Article Contents
THE REVIVISCENCE OF ACADIA.
The marvel of modern history in Acadia is the national reviviscence of the Acadians. From year to year that is becoming the great fact which cannot be ignored. The first settlers of the country are coming to their own again. And what makes the fact all the more remarkable is that, while the people who are so successfully asserting themselves are lineal descendants of the ancient Acadians, they have discarded completely in this peaceful rivalry the methods of their ancestors. The modem Acadian leader has little about him, except perhaps his language, to prove that lie is a descendant of the timid, retiring and submissive people who because of their general inoffensiveness of character, were called by both the French and English of this century the Neutral French. He is very much alive, very aggressive, and not to be placated with but a modicum of what he believes is the fair birthright of his people. In this, he shows the effect of Anglo-Saxon environment, and in this he is a product unproducible under the regime which the English conquest of Acadia put an end to forever. He has thus been improved upon in spite of himself.
It is a question, nevertheless, whether he recognizes the transformation or is grateful for it. Perhaps if he did he would not glory so ostentatiously in conditions that are now as utterly foreign and impossible to him as they are by heredity to the Anglo-Saxon.
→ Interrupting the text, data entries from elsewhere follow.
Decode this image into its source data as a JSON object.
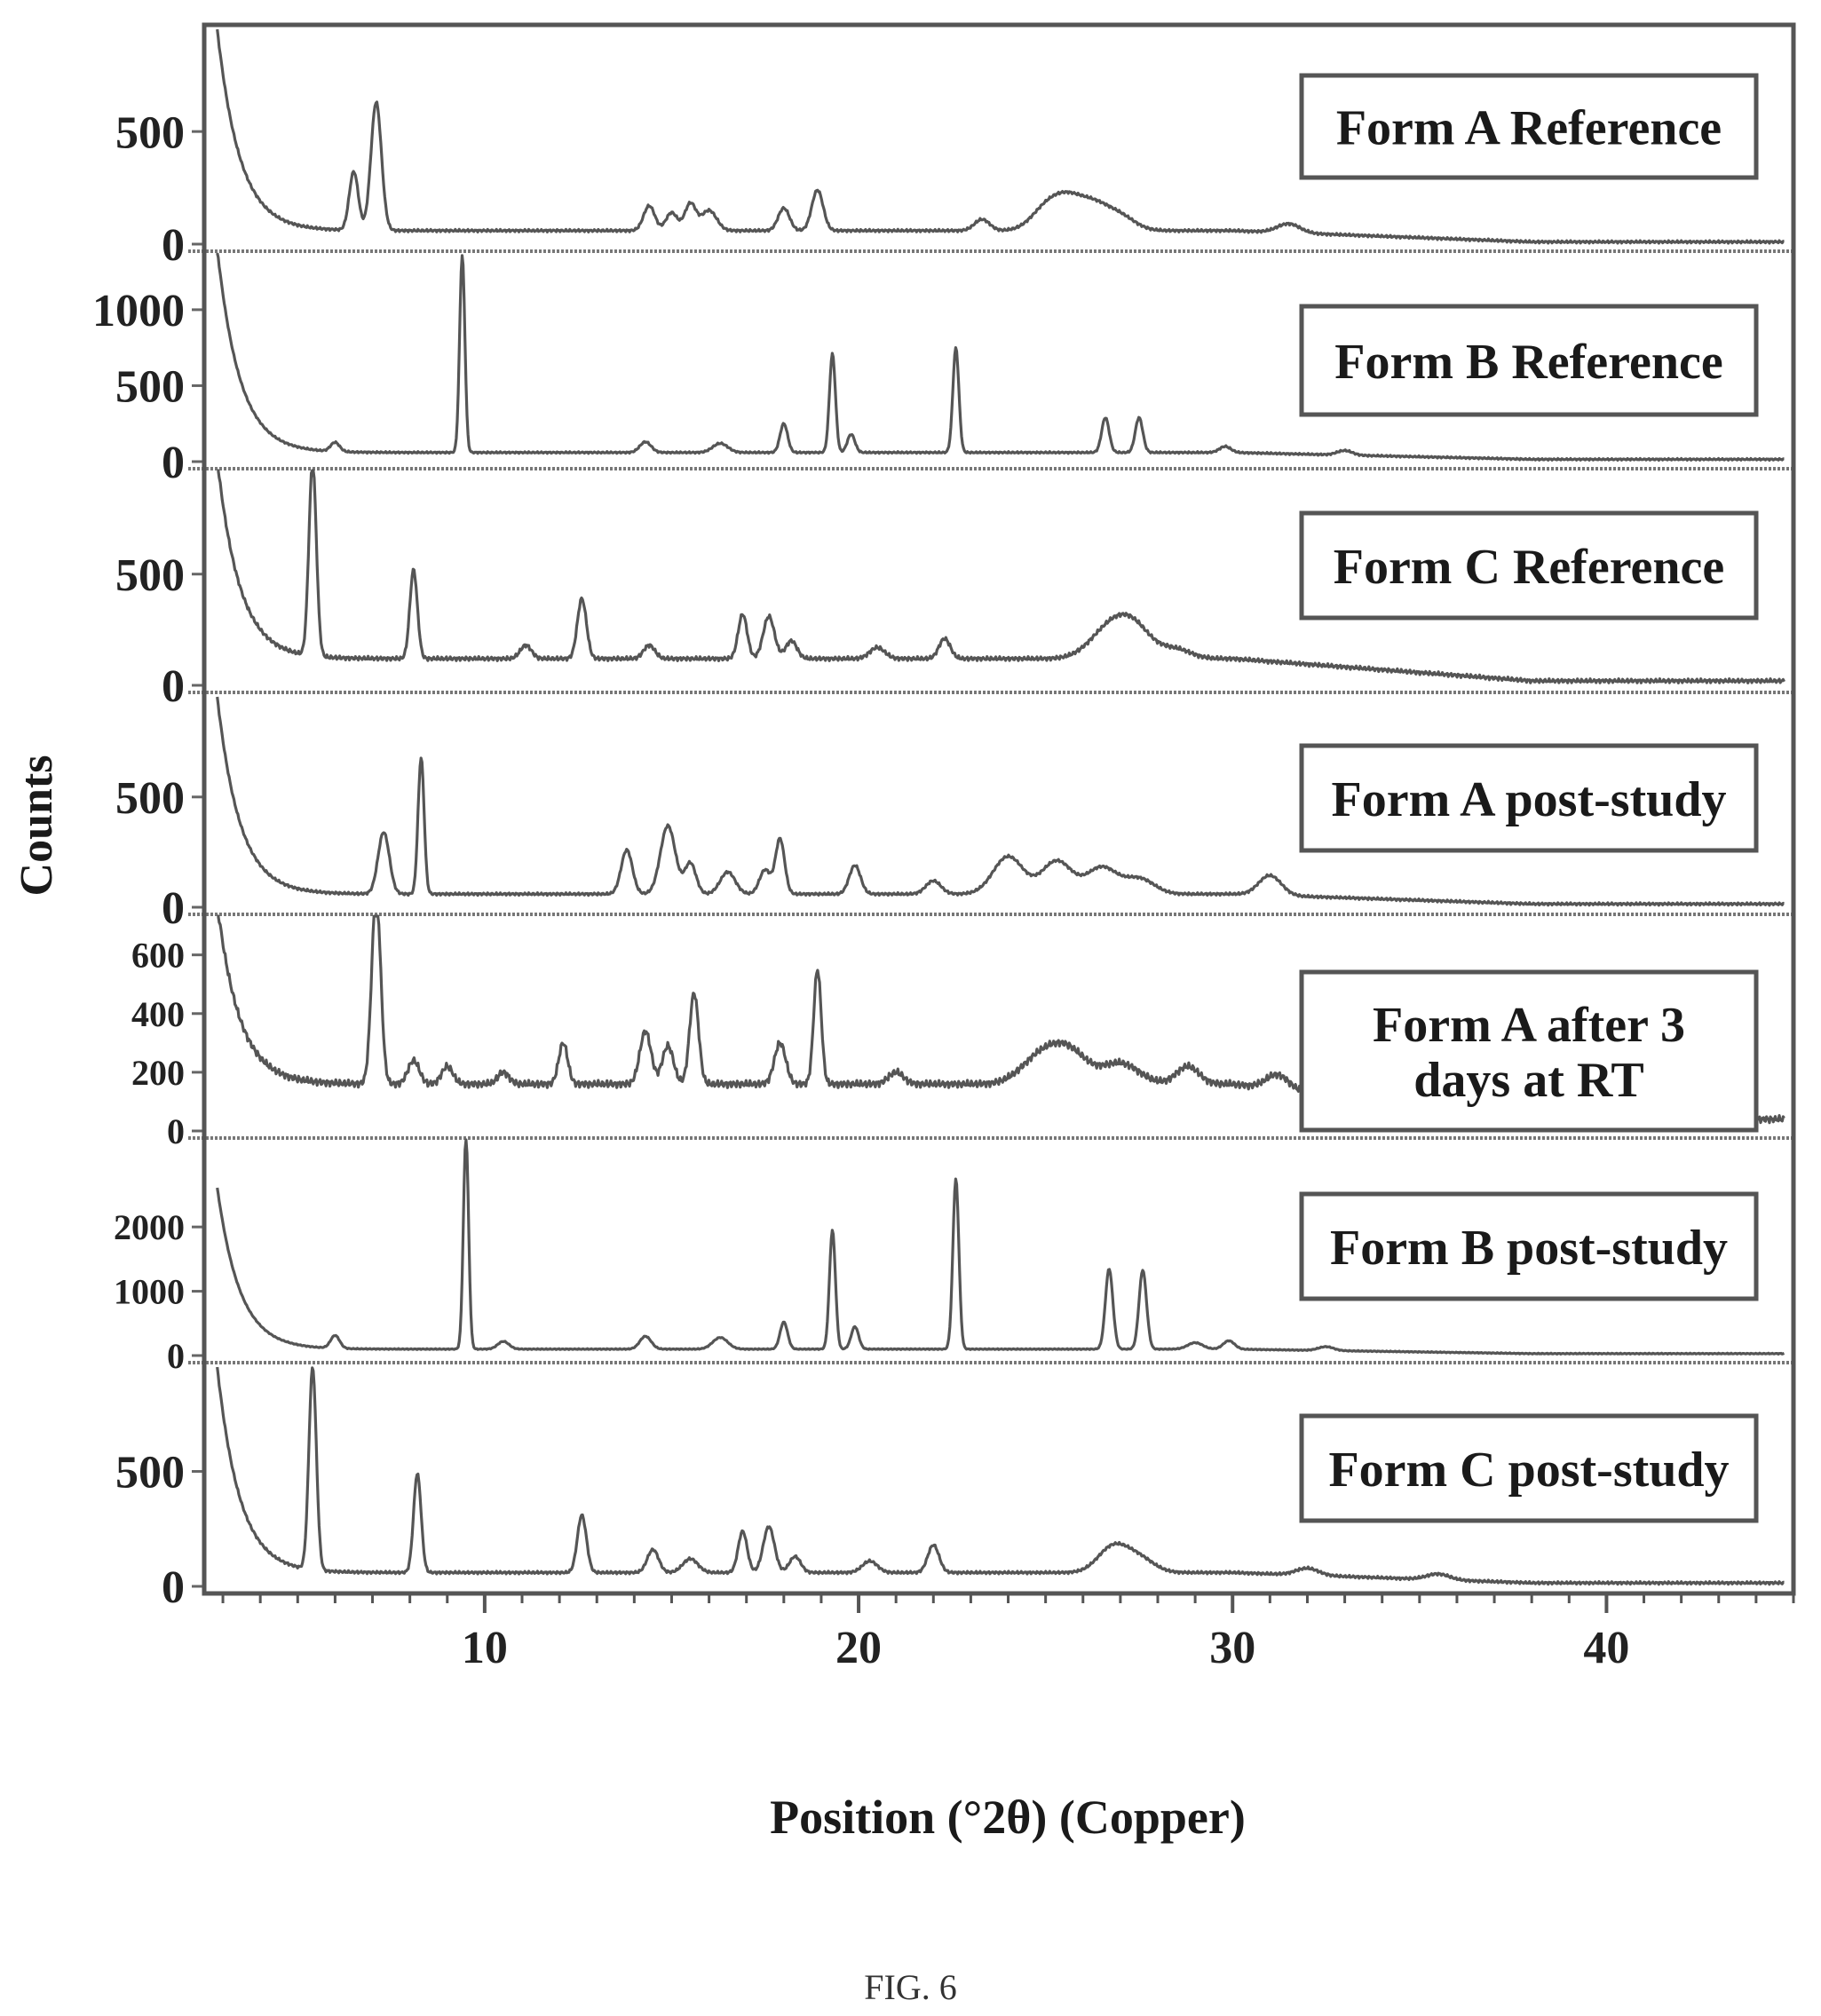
{
  "figure_caption": "FIG. 6",
  "chart_data": {
    "type": "line",
    "subtype": "stacked-xrd-patterns",
    "xlabel": "Position (°2θ) (Copper)",
    "ylabel": "Counts",
    "xlim": [
      2.5,
      45
    ],
    "x_ticks": [
      10,
      20,
      30,
      40
    ],
    "x_tick_labels": [
      "10",
      "20",
      "30",
      "40"
    ],
    "grid": false,
    "legend_placement": "right, one boxed label per panel",
    "line_color": "#555555",
    "panels": [
      {
        "name": "Form A Reference",
        "label_lines": [
          "Form A Reference"
        ],
        "ylim": [
          0,
          950
        ],
        "y_ticks": [
          0,
          500
        ],
        "y_tick_labels": [
          "0",
          "500"
        ],
        "baseline": 60,
        "decay": 1600,
        "tail_end": 10,
        "peaks": [
          [
            6.5,
            260,
            0.12
          ],
          [
            7.1,
            570,
            0.14
          ],
          [
            14.4,
            110,
            0.15
          ],
          [
            15.0,
            80,
            0.15
          ],
          [
            15.5,
            120,
            0.15
          ],
          [
            16.0,
            90,
            0.2
          ],
          [
            18.0,
            100,
            0.15
          ],
          [
            18.9,
            180,
            0.15
          ],
          [
            23.3,
            50,
            0.2
          ],
          [
            25.0,
            90,
            0.4
          ],
          [
            25.6,
            120,
            0.4
          ],
          [
            26.3,
            100,
            0.4
          ],
          [
            27.0,
            60,
            0.4
          ],
          [
            31.5,
            40,
            0.3
          ]
        ]
      },
      {
        "name": "Form B Reference",
        "label_lines": [
          "Form B Reference"
        ],
        "ylim": [
          0,
          1350
        ],
        "y_ticks": [
          0,
          500,
          1000
        ],
        "y_tick_labels": [
          "0",
          "500",
          "1000"
        ],
        "baseline": 60,
        "decay": 2400,
        "tail_end": 15,
        "peaks": [
          [
            6.0,
            60,
            0.12
          ],
          [
            9.4,
            1300,
            0.07
          ],
          [
            14.3,
            70,
            0.15
          ],
          [
            16.3,
            60,
            0.2
          ],
          [
            18.0,
            190,
            0.1
          ],
          [
            19.3,
            650,
            0.08
          ],
          [
            19.8,
            120,
            0.1
          ],
          [
            22.6,
            690,
            0.08
          ],
          [
            26.6,
            230,
            0.1
          ],
          [
            27.5,
            230,
            0.1
          ],
          [
            29.8,
            40,
            0.15
          ],
          [
            33.0,
            30,
            0.2
          ]
        ]
      },
      {
        "name": "Form C Reference",
        "label_lines": [
          "Form C Reference"
        ],
        "ylim": [
          0,
          950
        ],
        "y_ticks": [
          0,
          500
        ],
        "y_tick_labels": [
          "0",
          "500"
        ],
        "baseline": 120,
        "decay": 1600,
        "tail_end": 20,
        "peaks": [
          [
            5.4,
            870,
            0.1
          ],
          [
            8.1,
            400,
            0.1
          ],
          [
            11.1,
            60,
            0.15
          ],
          [
            12.6,
            270,
            0.12
          ],
          [
            14.4,
            60,
            0.15
          ],
          [
            16.9,
            200,
            0.12
          ],
          [
            17.6,
            190,
            0.15
          ],
          [
            18.2,
            80,
            0.15
          ],
          [
            20.5,
            50,
            0.2
          ],
          [
            22.3,
            90,
            0.15
          ],
          [
            26.6,
            100,
            0.5
          ],
          [
            27.3,
            150,
            0.5
          ],
          [
            28.5,
            40,
            0.4
          ]
        ]
      },
      {
        "name": "Form A post-study",
        "label_lines": [
          "Form A post-study"
        ],
        "ylim": [
          0,
          950
        ],
        "y_ticks": [
          0,
          500
        ],
        "y_tick_labels": [
          "0",
          "500"
        ],
        "baseline": 60,
        "decay": 1600,
        "tail_end": 15,
        "peaks": [
          [
            7.3,
            280,
            0.15
          ],
          [
            8.3,
            620,
            0.08
          ],
          [
            13.8,
            200,
            0.15
          ],
          [
            14.9,
            310,
            0.2
          ],
          [
            15.5,
            140,
            0.15
          ],
          [
            16.5,
            100,
            0.2
          ],
          [
            17.5,
            110,
            0.15
          ],
          [
            17.9,
            250,
            0.12
          ],
          [
            19.9,
            130,
            0.15
          ],
          [
            22.0,
            60,
            0.2
          ],
          [
            24.0,
            170,
            0.4
          ],
          [
            25.3,
            150,
            0.4
          ],
          [
            26.5,
            120,
            0.4
          ],
          [
            27.5,
            70,
            0.4
          ],
          [
            31.0,
            90,
            0.3
          ]
        ]
      },
      {
        "name": "Form A after 3 days at RT",
        "label_lines": [
          "Form A after 3",
          "days at RT"
        ],
        "ylim": [
          0,
          720
        ],
        "y_ticks": [
          0,
          200,
          400,
          600
        ],
        "y_tick_labels": [
          "0",
          "200",
          "400",
          "600"
        ],
        "baseline": 160,
        "decay": 1100,
        "tail_end": 40,
        "peaks": [
          [
            7.1,
            650,
            0.12
          ],
          [
            8.1,
            80,
            0.15
          ],
          [
            9.0,
            60,
            0.15
          ],
          [
            10.5,
            40,
            0.15
          ],
          [
            12.1,
            140,
            0.12
          ],
          [
            14.3,
            180,
            0.15
          ],
          [
            14.9,
            130,
            0.15
          ],
          [
            15.6,
            310,
            0.12
          ],
          [
            17.9,
            140,
            0.15
          ],
          [
            18.9,
            390,
            0.1
          ],
          [
            21.0,
            40,
            0.2
          ],
          [
            24.8,
            80,
            0.5
          ],
          [
            25.6,
            110,
            0.5
          ],
          [
            27.0,
            70,
            0.5
          ],
          [
            28.8,
            60,
            0.3
          ],
          [
            31.2,
            50,
            0.3
          ]
        ]
      },
      {
        "name": "Form B post-study",
        "label_lines": [
          "Form B post-study"
        ],
        "ylim": [
          0,
          3300
        ],
        "y_ticks": [
          0,
          1000,
          2000
        ],
        "y_tick_labels": [
          "0",
          "1000",
          "2000"
        ],
        "baseline": 100,
        "decay": 4500,
        "tail_end": 30,
        "peaks": [
          [
            6.0,
            200,
            0.12
          ],
          [
            9.5,
            3300,
            0.07
          ],
          [
            10.5,
            120,
            0.15
          ],
          [
            14.3,
            200,
            0.15
          ],
          [
            16.3,
            180,
            0.2
          ],
          [
            18.0,
            420,
            0.1
          ],
          [
            19.3,
            1850,
            0.08
          ],
          [
            19.9,
            350,
            0.1
          ],
          [
            22.6,
            2650,
            0.08
          ],
          [
            26.7,
            1250,
            0.1
          ],
          [
            27.6,
            1230,
            0.1
          ],
          [
            29.0,
            100,
            0.2
          ],
          [
            29.9,
            130,
            0.15
          ],
          [
            32.5,
            60,
            0.2
          ]
        ]
      },
      {
        "name": "Form C post-study",
        "label_lines": [
          "Form C post-study"
        ],
        "ylim": [
          0,
          950
        ],
        "y_ticks": [
          0,
          500
        ],
        "y_tick_labels": [
          "0",
          "500"
        ],
        "baseline": 60,
        "decay": 1600,
        "tail_end": 15,
        "peaks": [
          [
            5.4,
            880,
            0.1
          ],
          [
            8.2,
            430,
            0.1
          ],
          [
            12.6,
            250,
            0.12
          ],
          [
            14.5,
            100,
            0.15
          ],
          [
            15.5,
            60,
            0.2
          ],
          [
            16.9,
            180,
            0.12
          ],
          [
            17.6,
            200,
            0.15
          ],
          [
            18.3,
            70,
            0.15
          ],
          [
            20.3,
            50,
            0.2
          ],
          [
            22.0,
            120,
            0.15
          ],
          [
            26.8,
            110,
            0.4
          ],
          [
            27.5,
            60,
            0.4
          ],
          [
            32.0,
            30,
            0.3
          ],
          [
            35.5,
            25,
            0.3
          ]
        ]
      }
    ]
  }
}
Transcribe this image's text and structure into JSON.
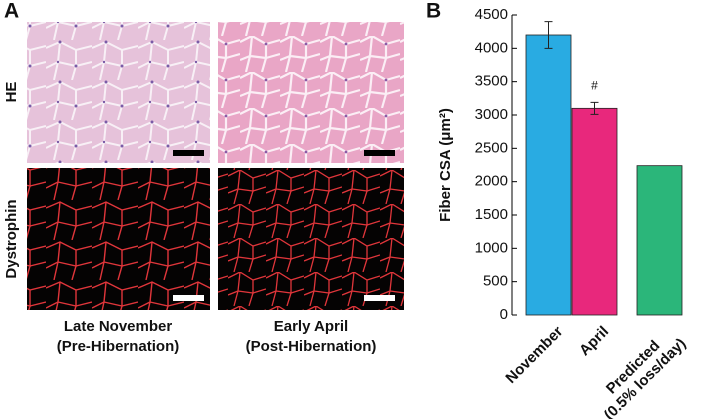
{
  "panel_labels": [
    "A",
    "B"
  ],
  "panel_a": {
    "row_labels": [
      "HE",
      "Dystrophin"
    ],
    "columns": [
      [
        "Late November",
        "(Pre-Hibernation)"
      ],
      [
        "Early April",
        "(Post-Hibernation)"
      ]
    ]
  },
  "chart_data": {
    "type": "bar",
    "ylabel": "Fiber CSA (μm²)",
    "categories": [
      "November",
      "April",
      "Predicted\n(0.5% loss/day)"
    ],
    "values": [
      4200,
      3100,
      2240
    ],
    "errors": [
      200,
      90,
      null
    ],
    "colors": [
      "#29abe2",
      "#e8287c",
      "#2bb67a"
    ],
    "annotation": "#",
    "ylim": [
      0,
      4500
    ],
    "yticks": [
      0,
      500,
      1000,
      1500,
      2000,
      2500,
      3000,
      3500,
      4000,
      4500
    ]
  }
}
This renaissance of France in Canada, which is becoming yearly more noticeable, is doubtless one of the mysteries of human affinity. Blood will tell, and the wine in the hogshead will surge and work in sympathy and unison with the flow of life in the parent vine. If the barrel be strong, well staved and well hooped, the commotion within will result in froth—nothing more. We believe the barrel is strong. Yet none the less should we take men seriously who are seriously trying to take themselves seriously. If they put their own interpretation on history, or better, if they lose sight of history altogether, and exult in what others believe they should spurn and condemn—that, we suppose, is their own affair, and the greater world around them can afford placidly to look on and enjoy the sight. Yet there can be no enjoyment where men are seen to stultify themselves.
It is the dream of the men who are conducting this reviviscence of Acadia one day to be leaders of a banded and united people, to whom the French language will be their unquestioned mother-tongue and French civilization the standard of material progress. They are laying their plans carefully for a successful assertion at the opportune time of their right to a final and decisive voice in the history of these provinces by the sea. We do not blame their ambition. It appears to them praiseworthy and right. But we regret it. We regret it because as long as this spirit of separate nationality is fostered and kept alive among us just so long will there be disunion and stoppage of real national growth.
That there is such a spirit abroad among our fellow-citizens of French extraction, is a fact. It is a fact well known to those who are acquainted with the true inwardness of the French mind in Canada. Already we hear the boast that eventually the country must become French because of the productiveness of French families. French Canadians in official positions are not afraid to give expression to their hopes of French domination in Canada; Today, they are openly crying out to France to remember them when the hour arrives Witness the wild folly of Hon. Israel J. Tarte’s utterances in Paris. All this is suicidal. It is worse, it is mad folly.
We cannot afford to be misunderstood in this matter. We do not object to the elevation of the Acadian race so long submerged and so atrociously abused by the Barbarian English of the last century. We hail their growth, and their increase in importance as an element of our population. Their new status is the long delayed reward of their sufferings in other times. We believe that they should receive the fullest recognition in all the avenues, walks and conditions of life and we would furthermore advise them to agitate until all their just ambitions are gratified. But we beg of them as they value their own consistency and their own future welfare not to coquet with this attractive illusion of French renaissance, or to imagine that this country will ever again be handed over to the vicious grasp of the France of t their ancestors.